Applying the hero’s journey to one’s life is highly attractive to many young men out there. They feel that elements of this story, such as facing challenges, fears, and insecurities, and developing mental toughness, courage, and determination are what they desperately need in their lives. Young men perceive the hero’s journey as giving them a template on how to get themselves out of a rut, overcome weakness, and realise their full potential. This kind of mythology is communicated as a form of self-improvement, which is extremely attractive to young men who feel they are stuck and undeveloped as men. Peterson has rekindled the equation of masculinity with ambition and heroism; that is, heroism in its deepest sense.

Peterson’s Personality

The Canadian psychologist may also be attracting a great deal of male attention due to his personality. As a speaker, he is charismatic in a curious way. He commands authority with a stern, dad-like attitude. Which is interesting, as you wouldn’t really expect this paternal, strict, rule-giving approach to appeal to young men. But perhaps a lot of young men have grown up without a lot of guidance or life wisdom relayed to them from a male mentor or father figure. And they have found that living an aimless, reckless life is wearing thin, and feels empty. 
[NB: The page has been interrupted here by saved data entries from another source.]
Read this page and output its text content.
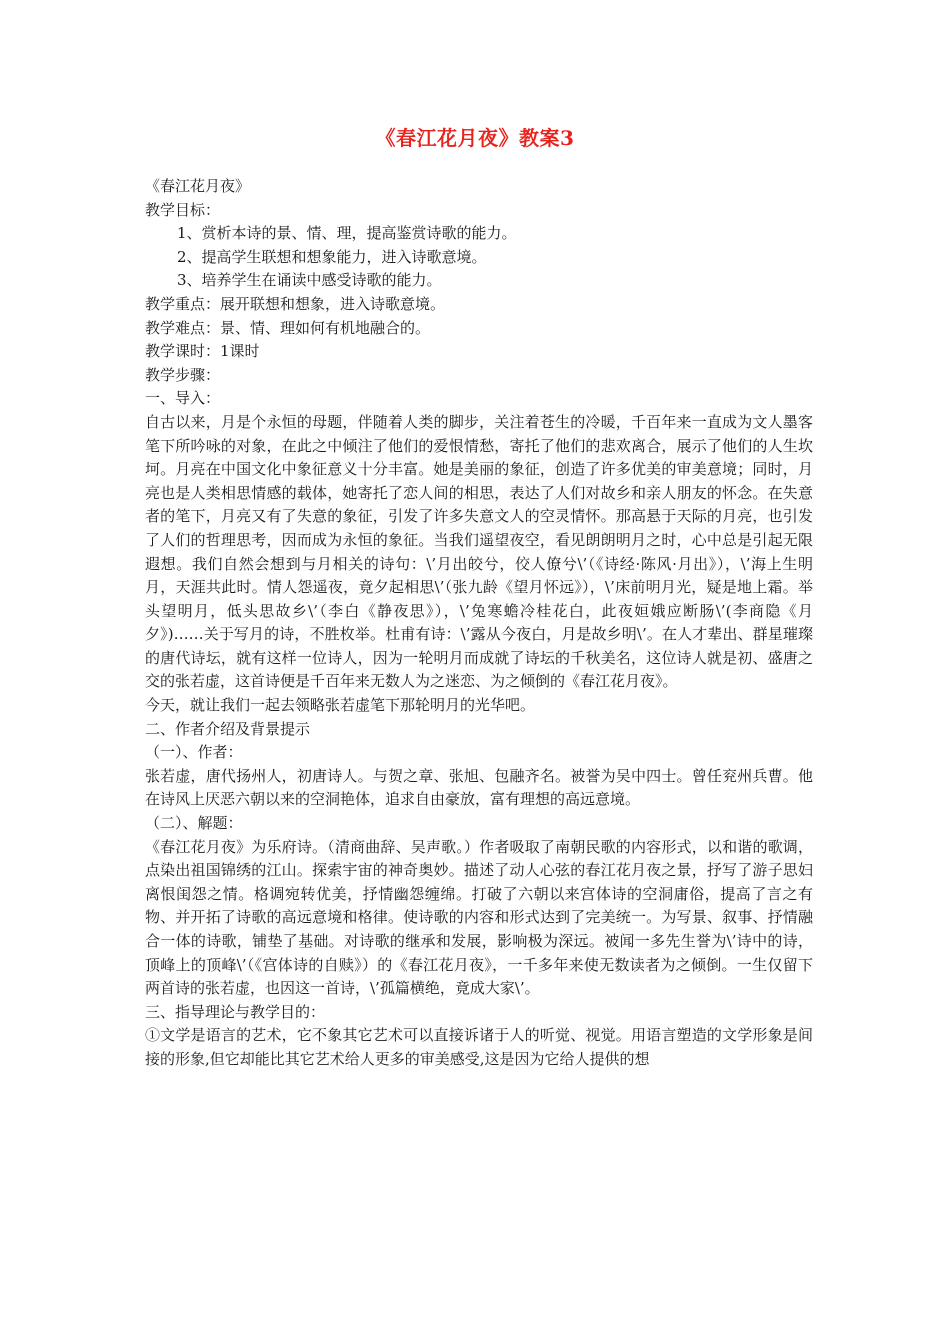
《春江花月夜》教案3

《春江花月夜》

教学目标：

1、赏析本诗的景、情、理，提高鉴赏诗歌的能力。

2、提高学生联想和想象能力，进入诗歌意境。

3、培养学生在诵读中感受诗歌的能力。

教学重点：展开联想和想象，进入诗歌意境。

教学难点：景、情、理如何有机地融合的。

教学课时：1课时

教学步骤：

一、导入：

自古以来，月是个永恒的母题，伴随着人类的脚步，关注着苍生的冷暖，千百年来一直成为文人墨客笔下所吟咏的对象，在此之中倾注了他们的爱恨情愁，寄托了他们的悲欢离合，展示了他们的人生坎坷。月亮在中国文化中象征意义十分丰富。她是美丽的象征，创造了许多优美的审美意境；同时，月亮也是人类相思情感的载体，她寄托了恋人间的相思，表达了人们对故乡和亲人朋友的怀念。在失意者的笔下，月亮又有了失意的象征，引发了许多失意文人的空灵情怀。那高悬于天际的月亮，也引发了人们的哲理思考，因而成为永恒的象征。当我们遥望夜空，看见朗朗明月之时，心中总是引起无限遐想。我们自然会想到与月相关的诗句：\’月出皎兮，佼人僚兮\’（《诗经·陈风·月出》），\’海上生明月，天涯共此时。情人怨遥夜，竟夕起相思\’（张九龄《望月怀远》），\’床前明月光，疑是地上霜。举头望明月，低头思故乡\’（李白《静夜思》），\’兔寒蟾冷桂花白，此夜姮娥应断肠\’(李商隐《月夕》)……关于写月的诗，不胜枚举。杜甫有诗：\’露从今夜白，月是故乡明\’。在人才辈出、群星璀璨的唐代诗坛，就有这样一位诗人，因为一轮明月而成就了诗坛的千秋美名，这位诗人就是初、盛唐之交的张若虚，这首诗便是千百年来无数人为之迷恋、为之倾倒的《春江花月夜》。

今天，就让我们一起去领略张若虚笔下那轮明月的光华吧。

二、作者介绍及背景提示

（一）、作者：

张若虚，唐代扬州人，初唐诗人。与贺之章、张旭、包融齐名。被誉为吴中四士。曾任兖州兵曹。他在诗风上厌恶六朝以来的空洞艳体，追求自由豪放，富有理想的高远意境。

（二）、解题：

《春江花月夜》为乐府诗。（清商曲辞、吴声歌。）作者吸取了南朝民歌的内容形式，以和谐的歌调，点染出祖国锦绣的江山。探索宇宙的神奇奥妙。描述了动人心弦的春江花月夜之景，抒写了游子思妇离恨闺怨之情。格调宛转优美，抒情幽怨缠绵。打破了六朝以来宫体诗的空洞庸俗，提高了言之有物、并开拓了诗歌的高远意境和格律。使诗歌的内容和形式达到了完美统一。为写景、叙事、抒情融合一体的诗歌，铺垫了基础。对诗歌的继承和发展，影响极为深远。被闻一多先生誉为\’诗中的诗，顶峰上的顶峰\’（《宫体诗的自赎》）的《春江花月夜》，一千多年来使无数读者为之倾倒。一生仅留下两首诗的张若虚，也因这一首诗，\’孤篇横绝，竟成大家\’。

三、指导理论与教学目的：

①文学是语言的艺术，它不象其它艺术可以直接诉诸于人的听觉、视觉。用语言塑造的文学形象是间接的形象,但它却能比其它艺术给人更多的审美感受,这是因为它给人提供的想
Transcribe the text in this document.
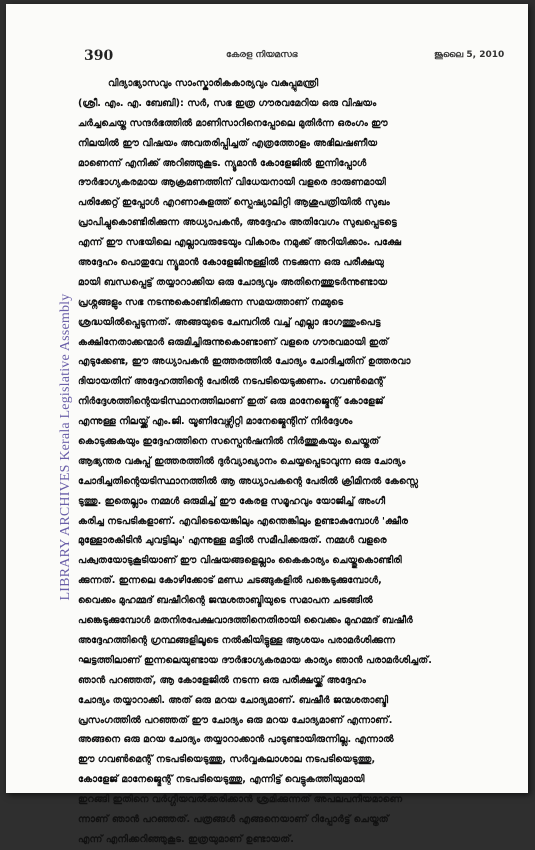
390	കേരള നിയമസഭ	ജൂലൈ 5, 2010
LIBRARY ARCHIVES Kerala Legislative Assembly
വിദ്യാഭ്യാസവും സാംസ്കാരികകാര്യവും വകുപ്പുമന്ത്രി
(ശ്രീ. എം. എ. ബേബി): സർ, സഭ ഇത്ര ഗൗരവമേറിയ ഒരു വിഷയം
ചർച്ചചെയ്ത സന്ദർഭത്തിൽ മാണിസാറിനെപ്പോലെ മുതിർന്ന ഒരംഗം ഈ
നിലയിൽ ഈ വിഷയം അവതരിപ്പിച്ചത് എത്രത്തോളം അഭിലഷണീയ
മാണെന്ന് എനിക്ക് അറിഞ്ഞുകൂട. ന്യൂമാൻ കോളേജിൽ ഇന്നിപ്പോൾ
ദൗർഭാഗ്യകരമായ ആക്രമണത്തിന് വിധേയനായി വളരെ ദാരുണമായി
പരിക്കേറ്റ് ഇപ്പോൾ എറണാകുളത്ത് സ്പെഷ്യാലിറ്റി ആശുപത്രിയിൽ സുഖം
പ്രാപിച്ചുകൊണ്ടിരിക്കുന്ന അധ്യാപകൻ, അദ്ദേഹം അതിവേഗം സുഖപ്പെടട്ടെ
എന്ന് ഈ സഭയിലെ എല്ലാവരുടേയും വികാരം നമുക്ക് അറിയിക്കാം. പക്ഷേ
അദ്ദേഹം പൊതുവേ ന്യൂമാൻ കോളേജിനുള്ളിൽ നടക്കുന്ന ഒരു പരീക്ഷയു
മായി ബന്ധപ്പെട്ട് തയ്യാറാക്കിയ ഒരു ചോദ്യവും അതിനെത്തുടർന്നുണ്ടായ
പ്രശ്നങ്ങളും സഭ നടന്നുകൊണ്ടിരിക്കുന്ന സമയത്താണ് നമ്മുടെ
ശ്രദ്ധയിൽപ്പെടുന്നത്. അങ്ങയുടെ ചേമ്പറിൽ വച്ച് എല്ലാ ഭാഗത്തുംപെട്ട
കക്ഷിനേതാക്കന്മാർ ഒരുമിച്ചിരുന്നുകൊണ്ടാണ് വളരെ ഗൗരവമായി ഇത്
എടുക്കേണ്ട, ഈ അധ്യാപകൻ ഇത്തരത്തിൽ ചോദ്യം ചോദിച്ചതിന് ഉത്തരവാ
ദിയായതിന് അദ്ദേഹത്തിന്റെ പേരിൽ നടപടിയെടുക്കണം. ഗവൺമെന്റ്
നിർദ്ദേശത്തിന്റെയടിസ്ഥാനത്തിലാണ് ഇത് ഒരു മാനേജ്മെന്റ് കോളേജ്
എന്നുള്ള നിലയ്ക്ക് എം.ജി. യൂണിവേഴ്സിറ്റി മാനേജ്മെന്റിന് നിർദ്ദേശം
കൊടുക്കുകയും ഇദ്ദേഹത്തിനെ സസ്പെൻഷനിൽ നിർത്തുകയും ചെയ്തത്
ആഭ്യന്തര വകുപ്പ് ഇത്തരത്തിൽ ദുർവ്യാഖ്യാനം ചെയ്യപ്പെടാവുന്ന ഒരു ചോദ്യം
ചോദിച്ചതിന്റെയടിസ്ഥാനത്തിൽ ആ അധ്യാപകന്റെ പേരിൽ ക്രിമിനൽ കേസ്സെ
ടുത്തു. ഇതെല്ലാം നമ്മൾ ഒരുമിച്ച് ഈ കേരള സമൂഹവും യോജിച്ച് അംഗീ
കരിച്ച നടപടികളാണ്. എവിടെയെങ്കിലും എന്തെങ്കിലും ഉണ്ടാകുമ്പോൾ 'ക്ഷീര
മുള്ളോരകിടിൻ ചുവട്ടിലും' എന്നുള്ള മട്ടിൽ സമീപിക്കരുത്. നമ്മൾ വളരെ
പക്വതയോടുകൂടിയാണ് ഈ വിഷയങ്ങളെല്ലാം കൈകാര്യം ചെയ്തുകൊണ്ടിരി
ക്കുന്നത്. ഇന്നലെ കോഴിക്കോട് മണ്ഡ ചടങ്ങുകളിൽ പങ്കെടുക്കുമ്പോൾ,
വൈക്കം മുഹമ്മദ് ബഷീറിന്റെ ജന്മശതാബ്ദിയുടെ സമാപന ചടങ്ങിൽ
പങ്കെടുക്കുമ്പോൾ മതനിരപേക്ഷവാദത്തിനെതിരായി വൈക്കം മുഹമ്മദ് ബഷീർ
അദ്ദേഹത്തിന്റെ ഗ്രന്ഥങ്ങളിലൂടെ നൽകിയിട്ടുള്ള ആശയം പരാമർശിക്കുന്ന
ഘട്ടത്തിലാണ് ഇന്നലെയുണ്ടായ ദൗർഭാഗ്യകരമായ കാര്യം ഞാൻ പരാമർശിച്ചത്.
ഞാൻ പറഞ്ഞത്, ആ കോളേജിൽ നടന്ന ഒരു പരീക്ഷയ്ക്ക് അദ്ദേഹം
ചോദ്യം തയ്യാറാക്കി. അത് ഒരു മറയ ചോദ്യമാണ്. ബഷീർ ജന്മശതാബ്ദി
പ്രസംഗത്തിൽ പറഞ്ഞത് ഈ ചോദ്യം ഒരു മറയ ചോദ്യമാണ് എന്നാണ്.
അങ്ങനെ ഒരു മറയ ചോദ്യം തയ്യാറാക്കാൻ പാടുണ്ടായിരുന്നില്ല. എന്നാൽ
ഈ ഗവൺമെന്റ് നടപടിയെടുത്തു, സർവ്വകലാശാല നടപടിയെടുത്തു,
കോളേജ് മാനേജ്മെന്റ് നടപടിയെടുത്തു, എന്നിട്ട് വെട്ടുകത്തിയുമായി
ഇറങ്ങി ഇതിനെ വർഗ്ഗീയവൽക്കരിക്കാൻ ശ്രമിക്കുന്നത് അപലപനീയമാണെ
ന്നാണ് ഞാൻ പറഞ്ഞത്. പത്രങ്ങൾ എങ്ങനെയാണ് റിപ്പോർട്ട് ചെയ്തത്
എന്ന് എനിക്കറിഞ്ഞുകൂട. ഇത്രയുമാണ് ഉണ്ടായത്.
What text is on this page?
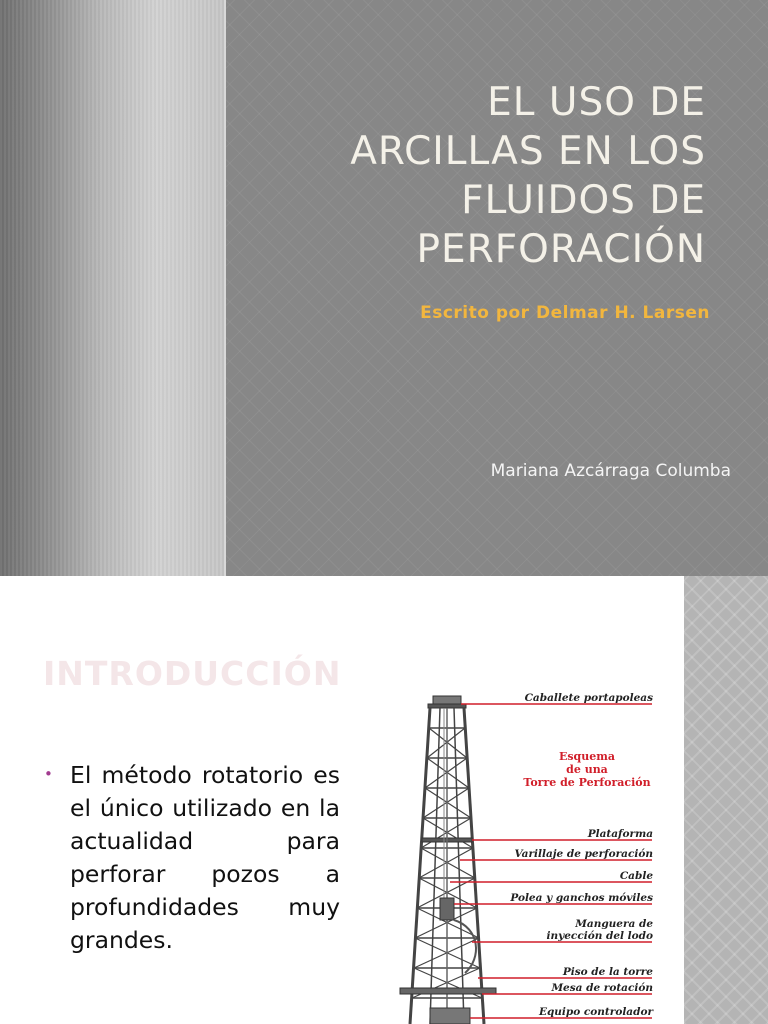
EL USO DE
ARCILLAS EN LOS
FLUIDOS DE
PERFORACIÓN

Escrito por Delmar H. Larsen

Mariana Azcárraga Columba

INTRODUCCIÓN
• El método rotatorio es el único utilizado en la actualidad para perforar pozos a profundidades muy grandes.
Esquema
de una
Torre de Perforación
Caballete portapoleas
Plataforma
Varillaje de perforación
Cable
Polea y ganchos móviles
Manguera de
inyección del lodo
Piso de la torre
Mesa de rotación
Equipo controlador
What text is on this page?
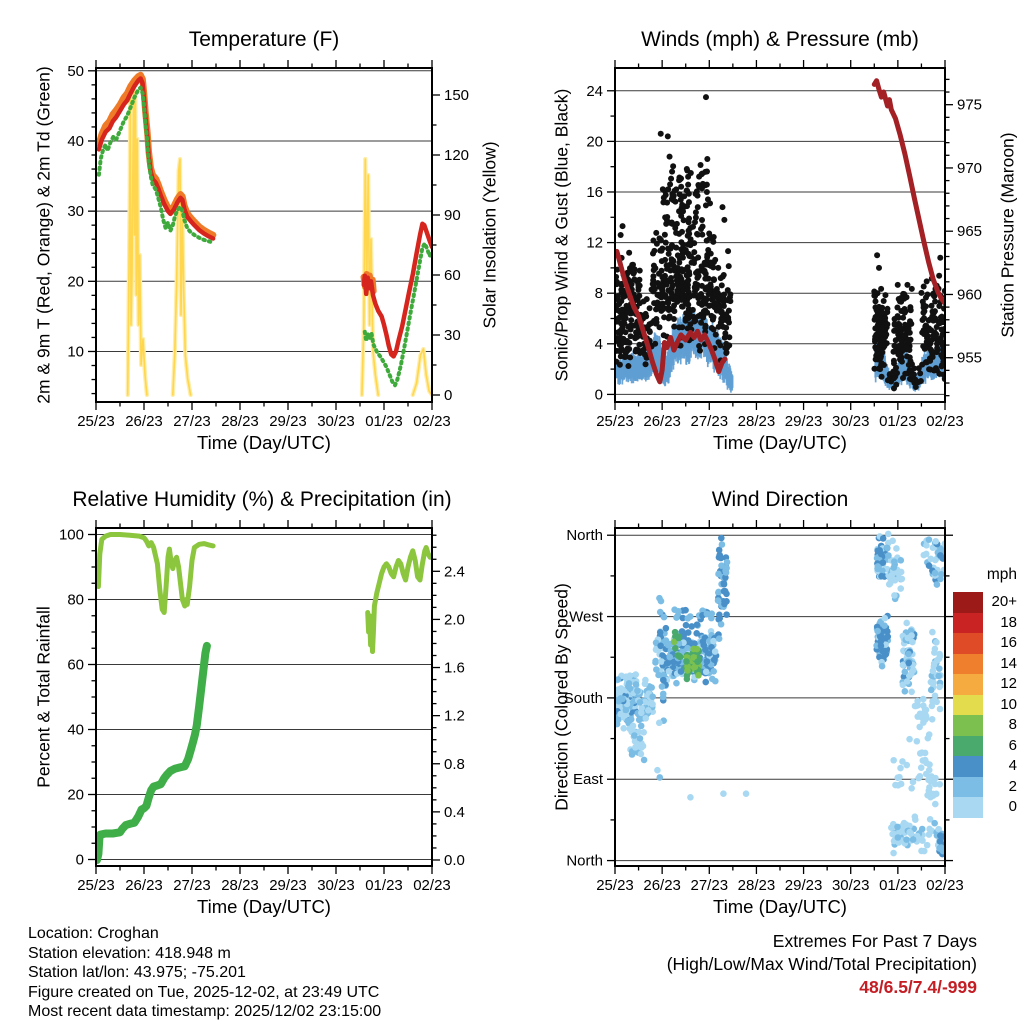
25/23 26/23 27/23 28/23 29/23 30/23 01/23 02/23
10
20
30
40
50
0
30
60
90
120
150
25/23 26/23 27/23 28/23 29/23 30/23 01/23 02/23
0
4
8
12
16
20
24
955
960
965
970
975
25/23 26/23 27/23 28/23 29/23 30/23 01/23 02/23
0
20
40
60
80
100
0.0
0.4
0.8
1.2
1.6
2.0
2.4
25/23 26/23 27/23 28/23 29/23 30/23 01/23 02/23
North
West
South
East
North
Temperature (F)	Winds (mph) & Pressure (mb)
Relative Humidity (%) & Precipitation (in)	Wind Direction
2m & 9m T (Red, Orange) & 2m Td (Green)	Solar Insolation (Yellow)	Sonic/Prop Wind & Gust (Blue, Black)	Station Pressure (Maroon)
Percent & Total Rainfall	Direction (Colored By Speed)
Time (Day/UTC)	Time (Day/UTC)
Time (Day/UTC)	Time (Day/UTC)
mph
20+
18
16
14
12
10
8
6
4
2
0
Location: Croghan
Station elevation: 418.948 m
Station lat/lon: 43.975; -75.201
Figure created on Tue, 2025-12-02, at 23:49 UTC
Most recent data timestamp: 2025/12/02 23:15:00
Extremes For Past 7 Days
(High/Low/Max Wind/Total Precipitation)
48/6.5/7.4/-999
So in a sense, Peterson has become the male mentor or authority figure that young men feel they need in their life. Rebelling against discipline and responsibility is no longer ‘cool’; it is seen as childish. Many young men view Peterson as an instructive teacher who is there to help them grow out of a suspended state of adolescence and become real men. And the psychology professor has been moved by the influx of emails and messages from young men who say he has radically transformed their lives. Peterson is a complex, controversial, and fascinating public figure. You may disagree intensely with his political views, but it’s clear that he is speaking to young men on a deep level, motivating them to positively improve their lives. This is something that deserves closer attention.